The National Endowment for the Arts Finds that Poetry Reading is on the Rise
Last week, the National Endowment for the Arts released information confirming that poetry reading is on the rise. Specifically, according to the NEA’s Director of Research and Analysis Sunil Iyengar:
- 28 million U.S. adults read poetry not required for work or school, the highest rate on record over a 15-year period of conducting the Survey of Public Participation in the Arts.
- Young adults are the fastest growing group of poetry readers among all age groups. Among 18-24-year-olds, the poetry-reading rate has doubled, to 17.5 percent in 2017, up from 8.7 percent in 2012.
- African Americans, Asian Americans, and other non-white, non-Hispanic groups now read poetry at the highest rates.
These findings were released in a post on the NEA’s Art Works blog. The data is part of the latest Survey of Public Participation in the Arts, a research partnership between the National Endowment for the Arts and the U.S. Census Bureau.
As we celebrate our 10th Anniversary, Split This Rock is proud of our contribution to increasing the audience for poetry in our community. Each year, we engage with thousands of people through readings, open mics, workshops, poetry contests, youth slam festivals, school-based activities, campaigns to integrate poetry into movements for social change, and the award-winning DC Youth Slam Team.
Biennially, our cornerstone program, Split This Rock Poetry Festival: Poems of Provocation & Witness, now attracts approximately 700 poets, activists, and dreamers to our nation's capital.
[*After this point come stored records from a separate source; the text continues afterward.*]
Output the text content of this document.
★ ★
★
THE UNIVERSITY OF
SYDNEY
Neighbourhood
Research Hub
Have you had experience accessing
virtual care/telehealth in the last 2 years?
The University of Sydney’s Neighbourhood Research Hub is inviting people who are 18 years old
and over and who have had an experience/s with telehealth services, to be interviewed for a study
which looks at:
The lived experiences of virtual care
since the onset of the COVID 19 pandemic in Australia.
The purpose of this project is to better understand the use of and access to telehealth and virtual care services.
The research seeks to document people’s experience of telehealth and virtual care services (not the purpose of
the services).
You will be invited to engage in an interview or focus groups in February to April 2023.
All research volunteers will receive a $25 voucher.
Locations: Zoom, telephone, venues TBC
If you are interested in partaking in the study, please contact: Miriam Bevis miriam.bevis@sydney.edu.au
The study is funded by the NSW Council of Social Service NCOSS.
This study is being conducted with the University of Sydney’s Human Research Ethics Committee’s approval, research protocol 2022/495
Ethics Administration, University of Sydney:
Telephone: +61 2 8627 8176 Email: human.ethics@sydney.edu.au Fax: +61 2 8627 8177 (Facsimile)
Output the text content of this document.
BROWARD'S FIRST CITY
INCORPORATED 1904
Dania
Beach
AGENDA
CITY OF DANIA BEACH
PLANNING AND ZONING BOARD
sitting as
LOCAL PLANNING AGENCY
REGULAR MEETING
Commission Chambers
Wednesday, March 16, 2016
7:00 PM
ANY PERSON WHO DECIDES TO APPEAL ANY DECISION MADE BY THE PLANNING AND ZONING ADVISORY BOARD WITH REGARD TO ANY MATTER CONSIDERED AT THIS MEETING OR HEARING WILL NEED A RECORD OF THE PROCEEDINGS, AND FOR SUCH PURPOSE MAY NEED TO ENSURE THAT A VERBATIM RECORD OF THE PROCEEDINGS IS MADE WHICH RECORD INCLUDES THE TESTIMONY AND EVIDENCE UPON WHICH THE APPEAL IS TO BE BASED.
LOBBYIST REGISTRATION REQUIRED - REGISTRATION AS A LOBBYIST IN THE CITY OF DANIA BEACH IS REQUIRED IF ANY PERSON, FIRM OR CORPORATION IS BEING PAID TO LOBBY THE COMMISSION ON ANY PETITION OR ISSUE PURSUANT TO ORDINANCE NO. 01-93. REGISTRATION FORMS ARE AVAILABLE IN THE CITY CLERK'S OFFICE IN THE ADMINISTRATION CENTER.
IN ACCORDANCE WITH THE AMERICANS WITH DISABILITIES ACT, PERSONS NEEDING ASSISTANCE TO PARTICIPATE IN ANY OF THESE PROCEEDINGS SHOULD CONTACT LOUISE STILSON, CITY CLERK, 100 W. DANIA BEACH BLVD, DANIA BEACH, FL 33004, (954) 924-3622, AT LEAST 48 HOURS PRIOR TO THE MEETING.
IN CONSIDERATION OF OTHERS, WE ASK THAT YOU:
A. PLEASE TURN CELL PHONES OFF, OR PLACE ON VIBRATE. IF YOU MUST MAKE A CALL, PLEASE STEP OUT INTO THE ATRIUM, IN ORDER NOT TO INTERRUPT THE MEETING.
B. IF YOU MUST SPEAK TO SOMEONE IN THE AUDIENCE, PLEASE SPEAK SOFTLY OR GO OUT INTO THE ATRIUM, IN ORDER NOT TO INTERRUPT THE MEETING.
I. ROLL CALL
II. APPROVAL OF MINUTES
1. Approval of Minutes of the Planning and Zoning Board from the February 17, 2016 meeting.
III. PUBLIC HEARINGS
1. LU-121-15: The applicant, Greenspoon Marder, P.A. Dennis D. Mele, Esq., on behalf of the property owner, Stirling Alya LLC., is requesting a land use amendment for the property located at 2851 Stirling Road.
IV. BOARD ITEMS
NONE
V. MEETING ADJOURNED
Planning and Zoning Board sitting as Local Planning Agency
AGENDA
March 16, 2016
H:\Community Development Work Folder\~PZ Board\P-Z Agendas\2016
Over 23,000 people have visited our online social justice poetry database, The Quarry, since its creation in 2015. Through a deep commitment to diversity and inclusion, all Split This Rock programs aim to celebrate and present poets and poetry that represent the true diversity of our cultures and communities.
Additionally, Split This Rock is part of a national Poetry Coalition, an alliance of more than 20 organizations in 11 cities dedicated to working together to promote the value poets bring to our culture and the important contribution poetry makes in the lives of people of all ages and backgrounds. For the past two years, members of the Poetry Coalition have conducted programming on shared themes of social importance including poetry and migration, and poetry and the body.
We are energized by this new data from the National Endowment for the Arts and the ways in which Split This Rock can, along with our fellow Poetry Coalition members, continue expanding poetry's influence and reach.